Health providers should anticipate secondary conditions/late effects, and health risks for each condition. Adults with childhood onset disability require increased complexity of services and specialized understanding by providers. Current published information shows that there are many commonalities among these three conditions. These consumers are requesting more information from their health care providers and many are seeking participation in care decisions. Low levels of activity, performance, and participation are prevalent, and they may relate to the severity of the impairment. Observational studies often recommend improved accessible exercise opportunities, and more self-management, cognitive rehabilitation, pain management, and health promotion programs. These resources are, of course, key components of comprehensive rehabilitation, and consumers, advocacy groups, and practitioners now recognize the usefulness of physiatric and rehabilitation strategies. These suggested interventions await further rigorous research to demonstrate effectiveness.

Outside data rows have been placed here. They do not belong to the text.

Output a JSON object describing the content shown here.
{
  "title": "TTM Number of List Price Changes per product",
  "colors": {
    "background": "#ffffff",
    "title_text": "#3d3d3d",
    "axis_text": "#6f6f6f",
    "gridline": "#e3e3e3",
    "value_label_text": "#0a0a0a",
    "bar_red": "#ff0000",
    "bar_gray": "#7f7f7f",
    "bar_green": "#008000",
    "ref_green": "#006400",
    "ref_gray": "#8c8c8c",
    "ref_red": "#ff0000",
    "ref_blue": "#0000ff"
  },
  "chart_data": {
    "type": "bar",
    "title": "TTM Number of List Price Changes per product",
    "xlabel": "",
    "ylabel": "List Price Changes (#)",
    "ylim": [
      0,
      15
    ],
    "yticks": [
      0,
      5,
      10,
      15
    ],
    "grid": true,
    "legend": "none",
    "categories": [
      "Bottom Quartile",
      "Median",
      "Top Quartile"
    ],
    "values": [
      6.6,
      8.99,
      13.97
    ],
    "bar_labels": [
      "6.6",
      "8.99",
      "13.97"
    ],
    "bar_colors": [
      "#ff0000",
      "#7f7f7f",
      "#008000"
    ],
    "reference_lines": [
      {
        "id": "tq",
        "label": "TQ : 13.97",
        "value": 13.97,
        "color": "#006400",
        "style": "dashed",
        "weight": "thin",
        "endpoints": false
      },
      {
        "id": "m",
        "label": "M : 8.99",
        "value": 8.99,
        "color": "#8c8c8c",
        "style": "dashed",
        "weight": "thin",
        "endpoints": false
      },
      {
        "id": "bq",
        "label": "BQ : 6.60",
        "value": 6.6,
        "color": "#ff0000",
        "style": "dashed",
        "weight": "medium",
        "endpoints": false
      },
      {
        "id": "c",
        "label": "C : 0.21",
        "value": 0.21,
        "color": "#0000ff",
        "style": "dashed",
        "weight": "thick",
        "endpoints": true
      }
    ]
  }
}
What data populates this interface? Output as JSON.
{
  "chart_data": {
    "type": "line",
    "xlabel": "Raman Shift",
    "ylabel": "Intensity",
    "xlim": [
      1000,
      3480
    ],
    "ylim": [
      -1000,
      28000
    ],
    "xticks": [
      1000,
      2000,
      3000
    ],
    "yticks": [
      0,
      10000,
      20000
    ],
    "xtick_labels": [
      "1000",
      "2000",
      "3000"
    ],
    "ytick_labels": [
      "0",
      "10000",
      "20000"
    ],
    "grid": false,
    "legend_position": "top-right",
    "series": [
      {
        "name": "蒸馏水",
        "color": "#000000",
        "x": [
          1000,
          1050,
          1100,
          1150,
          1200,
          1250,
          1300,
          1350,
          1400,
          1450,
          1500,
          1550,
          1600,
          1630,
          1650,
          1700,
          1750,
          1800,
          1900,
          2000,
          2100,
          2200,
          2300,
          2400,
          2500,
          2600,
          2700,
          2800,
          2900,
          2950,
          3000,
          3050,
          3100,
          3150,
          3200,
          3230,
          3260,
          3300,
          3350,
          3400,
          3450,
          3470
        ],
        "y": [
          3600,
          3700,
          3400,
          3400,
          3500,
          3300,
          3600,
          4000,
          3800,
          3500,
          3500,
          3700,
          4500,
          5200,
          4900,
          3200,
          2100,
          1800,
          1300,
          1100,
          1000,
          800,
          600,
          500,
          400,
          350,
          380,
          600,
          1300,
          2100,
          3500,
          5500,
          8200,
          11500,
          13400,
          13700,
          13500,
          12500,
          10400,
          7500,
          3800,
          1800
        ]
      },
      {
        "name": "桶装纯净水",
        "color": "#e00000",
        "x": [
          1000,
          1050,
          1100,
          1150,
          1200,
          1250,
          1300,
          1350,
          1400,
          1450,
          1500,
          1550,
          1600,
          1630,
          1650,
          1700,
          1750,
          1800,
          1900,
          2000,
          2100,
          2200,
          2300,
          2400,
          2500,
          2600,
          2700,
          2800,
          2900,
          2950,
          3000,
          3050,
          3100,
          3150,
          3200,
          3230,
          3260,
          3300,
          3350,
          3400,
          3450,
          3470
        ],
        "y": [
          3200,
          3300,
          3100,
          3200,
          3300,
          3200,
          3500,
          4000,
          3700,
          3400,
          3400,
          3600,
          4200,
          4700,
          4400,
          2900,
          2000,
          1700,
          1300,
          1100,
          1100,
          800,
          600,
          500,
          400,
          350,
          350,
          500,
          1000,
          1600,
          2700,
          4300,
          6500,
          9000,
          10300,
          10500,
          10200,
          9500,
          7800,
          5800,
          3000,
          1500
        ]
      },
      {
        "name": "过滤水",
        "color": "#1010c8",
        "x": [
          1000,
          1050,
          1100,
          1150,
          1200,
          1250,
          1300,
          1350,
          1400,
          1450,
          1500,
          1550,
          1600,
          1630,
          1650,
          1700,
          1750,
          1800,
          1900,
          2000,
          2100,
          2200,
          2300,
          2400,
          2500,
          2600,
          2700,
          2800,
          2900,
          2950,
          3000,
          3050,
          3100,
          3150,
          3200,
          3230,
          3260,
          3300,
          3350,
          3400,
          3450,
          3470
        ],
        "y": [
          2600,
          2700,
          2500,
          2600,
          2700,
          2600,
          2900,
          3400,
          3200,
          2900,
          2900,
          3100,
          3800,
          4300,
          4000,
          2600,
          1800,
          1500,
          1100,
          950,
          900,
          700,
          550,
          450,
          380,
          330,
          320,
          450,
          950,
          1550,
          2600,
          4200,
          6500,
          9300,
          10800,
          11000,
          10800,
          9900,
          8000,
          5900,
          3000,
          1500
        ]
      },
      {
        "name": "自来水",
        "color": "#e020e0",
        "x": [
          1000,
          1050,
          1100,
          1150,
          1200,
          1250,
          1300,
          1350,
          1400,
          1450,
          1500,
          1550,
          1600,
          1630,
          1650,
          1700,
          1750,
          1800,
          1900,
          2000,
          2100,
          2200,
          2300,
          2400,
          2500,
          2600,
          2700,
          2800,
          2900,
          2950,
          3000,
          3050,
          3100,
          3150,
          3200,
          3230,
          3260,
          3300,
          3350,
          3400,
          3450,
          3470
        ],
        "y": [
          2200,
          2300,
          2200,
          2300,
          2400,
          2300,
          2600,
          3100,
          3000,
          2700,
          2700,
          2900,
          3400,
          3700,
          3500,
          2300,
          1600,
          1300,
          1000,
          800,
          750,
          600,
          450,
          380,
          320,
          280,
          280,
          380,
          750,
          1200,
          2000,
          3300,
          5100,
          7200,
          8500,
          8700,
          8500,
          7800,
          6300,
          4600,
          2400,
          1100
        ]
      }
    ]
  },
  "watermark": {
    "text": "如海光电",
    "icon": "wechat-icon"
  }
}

Several key concepts remain elusive, despite the many observational studies. What are the relationships among chronic pain, fatigue, and mood? What role does resiliency and self-efficacy play in long-term outcome, and can resiliency be taught or modeled? What are the relationships among cognitive impairments, “motivation,” and self-efficacy? How can exercise influence fitness, fatigue, pain, and performance over a lifetime with a disability? What strategies are useful to modify present activity and social outcomes? Although we have ever more information, much research remains to be done.

Disclosure

M.A. Turk’s institution has received a grant from the Centers for Disease Control and Prevention (1U01DD001007-01); L.R. Logan declares no conflict of interest; and F. Ansoanuur declares no conflicts of interest.